DOT programmeren/werkwijze

Uit Inf20
Naar navigatie springen Naar zoeken springen
DOT programmeren
  1. Problemen
  2. Beschikbaar materiaal
  3. Hulpmiddelen
  4. Keuzes en prioriteiten

Manier van werken

Zie ook Regels en richtlijnen
Zie ook Artikelen bewerken

Wat is een DOT? Waarom een DOT?

Bij de traditionele manier van (na)scholing staat de overdracht van kennis centraal. Dit gebeurt vaak door middel van presentaties, met in het beste geval enkele oefeningen. De uitwerking hiervan in de dagelijkse praktijk wordt aan de deelnemers overgelaten.
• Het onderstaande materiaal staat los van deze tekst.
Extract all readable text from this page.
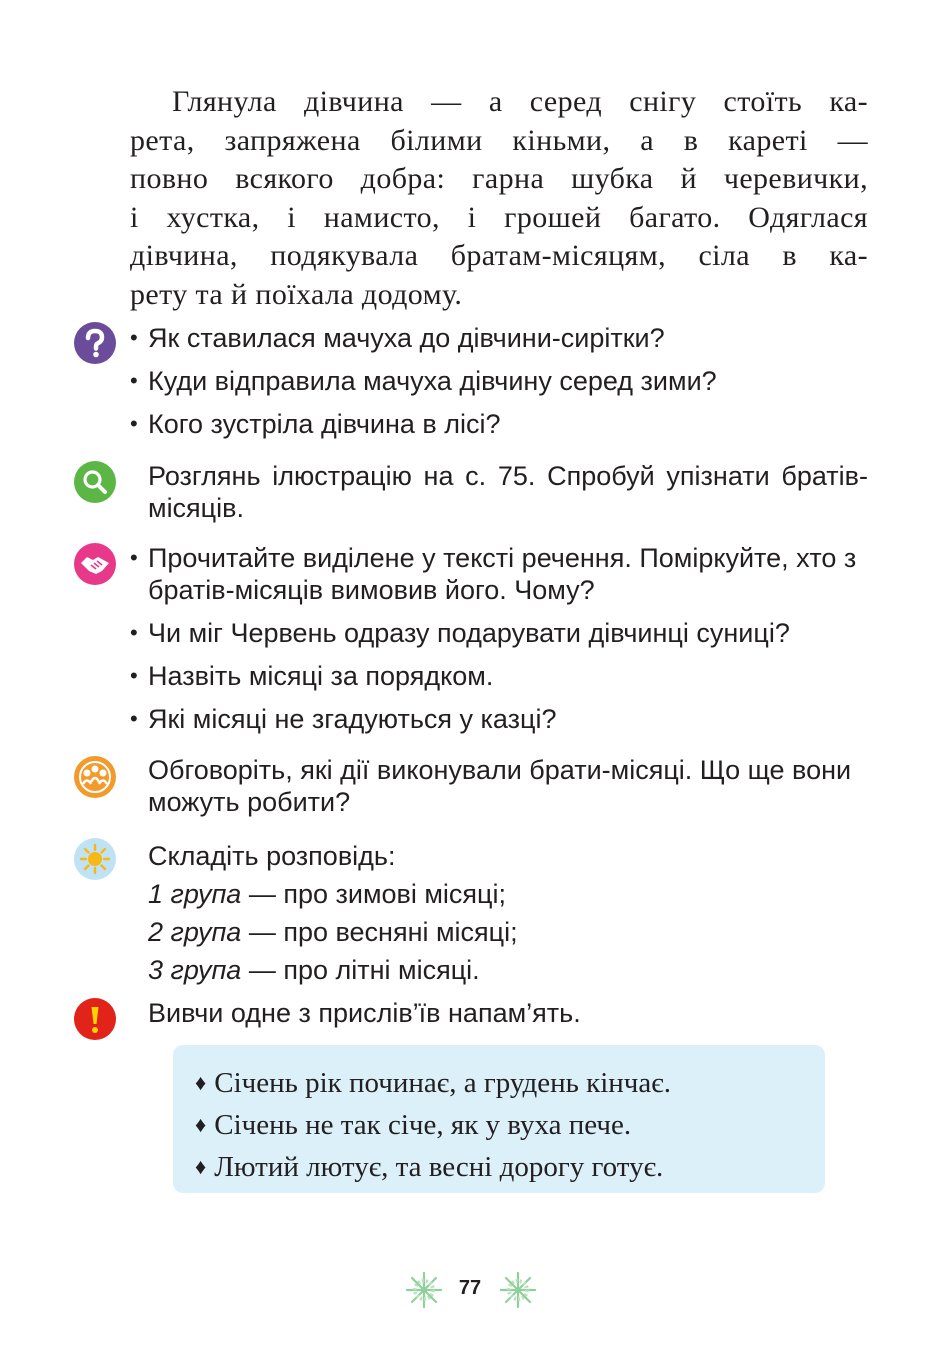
Глянула дівчина — а серед снігу стоїть ка-
рета, запряжена білими кіньми, а в кареті —
повно всякого добра: гарна шубка й черевички,
і хустка, і намисто, і грошей багато. Одяглася
дівчина, подякувала братам-місяцям, сіла в ка-
рету та й поїхала додому.
• Як ставилася мачуха до дівчини-сирітки?
• Куди відправила мачуха дівчину серед зими?
• Кого зустріла дівчина в лісі?
Розглянь ілюстрацію на с. 75. Спробуй упізнати братів-місяців.
• Прочитайте виділене у тексті речення. Поміркуйте, хто з братів-місяців вимовив його. Чому?
• Чи міг Червень одразу подарувати дівчинці суниці?
• Назвіть місяці за порядком.
• Які місяці не згадуються у казці?
Обговоріть, які дії виконували брати-місяці. Що ще вони можуть робити?
Складіть розповідь:
1 група — про зимові місяці;
2 група — про весняні місяці;
3 група — про літні місяці.
Вивчи одне з прислів’їв напам’ять.
♦ Січень рік починає, а грудень кінчає.
♦ Січень не так січе, як у вуха пече.
♦ Лютий лютує, та весні дорогу готує.
77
Het blijkt dat deze laatste stap zo lastig is, dat deze er vaak bij inschiet, of maar heel beperkt gebeurt.

Het idee van een DOT is om deze praktijk veel centraler te stellen:

  • docenten werken samen, onder deskundige begeleiding, aan de ontwikkeling van lesmateriaal voor eigen gebruik;

In de DOT programmeren willen we nog een stap verder gaan:

DOT programmeren

continu verbeteren

We willen bij deze DOT een stapje verder gaan dan een normale DOT: het gebruik van het materiaal met leerlingen is het eindstadium van een stap, en de voorbereiding op de volgende stap. Aan de hand van het gebruik in de praktijk leren we wat werkt en wat niet werkt. Dit is het uitgangspunt voor een verbeterstap - waarna we het materiaal met andere leerlingen gebruiken.


e-learning

We beschouwen e-learning als een belangrijk hulpmiddel bij het leren programmeren. Omdat je bij het programmeren toch meestal een computer gebruikt, ligt het voor de hand om deze breder in te zetten dan alleen voor het uitvoeren van de programma's van de leerlingen.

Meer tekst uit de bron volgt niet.